I have no plans for (shooting Dark Shadows in 3D). I loved doing “Alice” in 3D.  “Freankeweenie,” gonna do that in 3D. There’s people like, “Everything’s gonna be in 3D,” or “I hate 3D!”  I think people should have a choice. I don’t think it should be forced on anybody.

I have to agree with Burton on the above comment, too many films are coming out in 3D, alot the movies dont actually suit 3D. Alot of the the movies that previously where 3D and 2D giving you choice but now some cinema chains dont give you that option forcing you pay the extra for a movie you want to see, there is that small matter of paying over the odds for a movie style thats not shown much proff to why we should pay more.

The interview was for The Wrap and Tim Burton further revealed:

’m just starting, and it’s a weird tone and it’s a lot of actors and, you know, we’re not starting with the simple stuff; we’re sort of getting right in there. You like to kind of sneak up on it a little bit, but this one we just kind of slammed right into it. [asked if it will have a sop opera quality] Yes, I don’t know. I’m early into it because it’s a funny tone, and that’s part of what the vibe of the show is, and there’s something about it that we want to get. But when you look at it, it’s pretty bad. I’m hoping that it will be — it’s early days, let’s put it — I’m very intrigued by the tone.  It’s a real ethereal tone we’re trying to go for and I don’t know yet.
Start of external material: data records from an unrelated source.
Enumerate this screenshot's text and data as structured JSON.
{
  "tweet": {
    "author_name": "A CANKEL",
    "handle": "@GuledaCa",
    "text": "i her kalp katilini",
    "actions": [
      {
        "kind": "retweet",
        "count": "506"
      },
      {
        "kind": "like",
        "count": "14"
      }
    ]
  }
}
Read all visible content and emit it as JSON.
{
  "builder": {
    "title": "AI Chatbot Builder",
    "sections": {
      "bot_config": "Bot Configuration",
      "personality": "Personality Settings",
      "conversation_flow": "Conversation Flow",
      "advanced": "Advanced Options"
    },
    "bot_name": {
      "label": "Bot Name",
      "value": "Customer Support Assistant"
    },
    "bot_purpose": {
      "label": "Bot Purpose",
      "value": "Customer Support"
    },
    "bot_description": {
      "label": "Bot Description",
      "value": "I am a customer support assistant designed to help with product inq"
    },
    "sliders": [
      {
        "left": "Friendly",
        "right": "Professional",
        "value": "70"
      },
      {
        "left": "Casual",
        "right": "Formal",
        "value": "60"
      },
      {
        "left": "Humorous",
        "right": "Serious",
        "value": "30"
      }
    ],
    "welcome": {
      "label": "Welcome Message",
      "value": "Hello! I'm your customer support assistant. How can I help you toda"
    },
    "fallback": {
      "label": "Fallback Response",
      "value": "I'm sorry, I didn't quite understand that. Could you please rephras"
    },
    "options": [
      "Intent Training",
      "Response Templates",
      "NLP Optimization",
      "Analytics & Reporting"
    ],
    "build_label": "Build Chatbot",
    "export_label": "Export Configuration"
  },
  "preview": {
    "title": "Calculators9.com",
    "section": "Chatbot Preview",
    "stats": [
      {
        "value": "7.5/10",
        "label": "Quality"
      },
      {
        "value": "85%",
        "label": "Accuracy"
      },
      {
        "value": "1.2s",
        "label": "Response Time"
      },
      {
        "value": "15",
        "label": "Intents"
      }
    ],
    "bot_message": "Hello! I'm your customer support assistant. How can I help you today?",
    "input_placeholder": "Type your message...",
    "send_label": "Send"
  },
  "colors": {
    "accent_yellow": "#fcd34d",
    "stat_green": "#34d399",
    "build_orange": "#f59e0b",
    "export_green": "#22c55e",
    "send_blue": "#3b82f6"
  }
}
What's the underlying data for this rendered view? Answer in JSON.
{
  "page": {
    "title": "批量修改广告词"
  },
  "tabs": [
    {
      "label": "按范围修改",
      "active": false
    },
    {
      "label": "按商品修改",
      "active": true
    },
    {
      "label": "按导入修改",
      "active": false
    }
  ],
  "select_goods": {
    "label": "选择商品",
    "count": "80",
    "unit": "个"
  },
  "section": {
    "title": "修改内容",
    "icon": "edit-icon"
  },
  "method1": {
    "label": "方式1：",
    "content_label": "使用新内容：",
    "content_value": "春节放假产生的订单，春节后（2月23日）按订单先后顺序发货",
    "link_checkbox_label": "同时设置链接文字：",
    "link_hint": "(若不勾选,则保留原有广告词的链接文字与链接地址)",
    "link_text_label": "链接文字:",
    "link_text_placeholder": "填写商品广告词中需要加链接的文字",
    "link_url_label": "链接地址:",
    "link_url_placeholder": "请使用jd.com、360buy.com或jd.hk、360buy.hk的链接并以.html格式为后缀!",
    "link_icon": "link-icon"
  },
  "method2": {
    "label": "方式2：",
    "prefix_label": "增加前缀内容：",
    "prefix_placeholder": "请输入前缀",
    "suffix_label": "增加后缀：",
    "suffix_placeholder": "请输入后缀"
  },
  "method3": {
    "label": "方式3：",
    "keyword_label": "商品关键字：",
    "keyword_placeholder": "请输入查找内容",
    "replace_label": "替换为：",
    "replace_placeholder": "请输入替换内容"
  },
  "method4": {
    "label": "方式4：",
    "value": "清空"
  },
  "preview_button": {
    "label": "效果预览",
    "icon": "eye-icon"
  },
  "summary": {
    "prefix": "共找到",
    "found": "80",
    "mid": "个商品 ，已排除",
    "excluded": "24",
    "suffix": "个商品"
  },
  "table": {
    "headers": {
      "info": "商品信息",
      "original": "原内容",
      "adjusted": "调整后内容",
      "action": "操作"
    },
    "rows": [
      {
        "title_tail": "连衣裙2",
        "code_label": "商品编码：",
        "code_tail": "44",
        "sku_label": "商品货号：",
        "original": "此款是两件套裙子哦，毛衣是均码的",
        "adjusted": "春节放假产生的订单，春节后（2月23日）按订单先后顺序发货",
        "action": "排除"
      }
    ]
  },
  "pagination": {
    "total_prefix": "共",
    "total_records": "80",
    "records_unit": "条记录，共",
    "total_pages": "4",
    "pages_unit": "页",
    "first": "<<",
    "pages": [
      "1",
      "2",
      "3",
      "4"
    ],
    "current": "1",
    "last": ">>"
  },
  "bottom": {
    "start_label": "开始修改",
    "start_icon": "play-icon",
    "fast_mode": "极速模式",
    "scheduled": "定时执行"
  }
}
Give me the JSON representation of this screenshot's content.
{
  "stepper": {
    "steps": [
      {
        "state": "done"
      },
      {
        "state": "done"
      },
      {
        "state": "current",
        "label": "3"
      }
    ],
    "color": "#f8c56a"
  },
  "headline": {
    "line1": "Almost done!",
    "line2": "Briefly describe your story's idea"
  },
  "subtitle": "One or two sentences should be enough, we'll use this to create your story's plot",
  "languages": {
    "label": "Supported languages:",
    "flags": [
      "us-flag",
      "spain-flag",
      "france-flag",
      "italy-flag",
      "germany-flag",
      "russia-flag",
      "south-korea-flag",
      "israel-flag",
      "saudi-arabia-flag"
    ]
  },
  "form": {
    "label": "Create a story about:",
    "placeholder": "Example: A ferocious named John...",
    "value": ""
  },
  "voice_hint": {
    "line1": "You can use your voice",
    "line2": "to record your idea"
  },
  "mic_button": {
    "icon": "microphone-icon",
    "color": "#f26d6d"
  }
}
DARK SHADOWS has been scheduled for a May 12 2012 release date.

In the year 1752, Joshua and Naomi Collins, with young son Barnabas, set sail from Liverpool, England to start a new life in America. But even an ocean was not enough to escape the mysterious curse that has plagued their family. Two decades pass and Barnabas (Johnny Depp) has the world at his feet—or at least the town of Collinsport, Maine. The master of Collinwood Manor, Barnabas is rich, powerful and an inveterate playboy…until he makes the grave mistake of breaking the heart of Angelique Bouchard (Eva Green). A witch, in every sense of the word, Angelique dooms him to a fate worse than death: turning him into a vampire, and then burying him alive.

Two centuries later, Barnabas is inadvertently freed from his tomb and emerges into the very changed world of 1972. He returns to Collinwood Manor to find that his once-grand estate has fallen into ruin. The dysfunctional remnants of the Collins family have fared little better, each harboring their own dark secrets. Matriarch Elizabeth Collins Stoddard (Michelle Pfeiffer) has called upon live-in psychiatrist, Dr. Julia Hoffman (Helena Bonham Carter), to help with her family troubles.

Also residing in the manor is Elizabeth’s ne’er-do-well brother, Roger Collins, (Jonny Lee Miller); her rebellious teenage daughter Carolyn Stoddard (Chloe Moretz); and Roger’s precocious 10-year-old son, David Collins (Gulliver McGrath). The mystery extends beyond the family, to caretaker Willie Loomis, played by Jackie Earle Haley, and David’s new nanny, Victoria Winters, played by Bella Heathcote.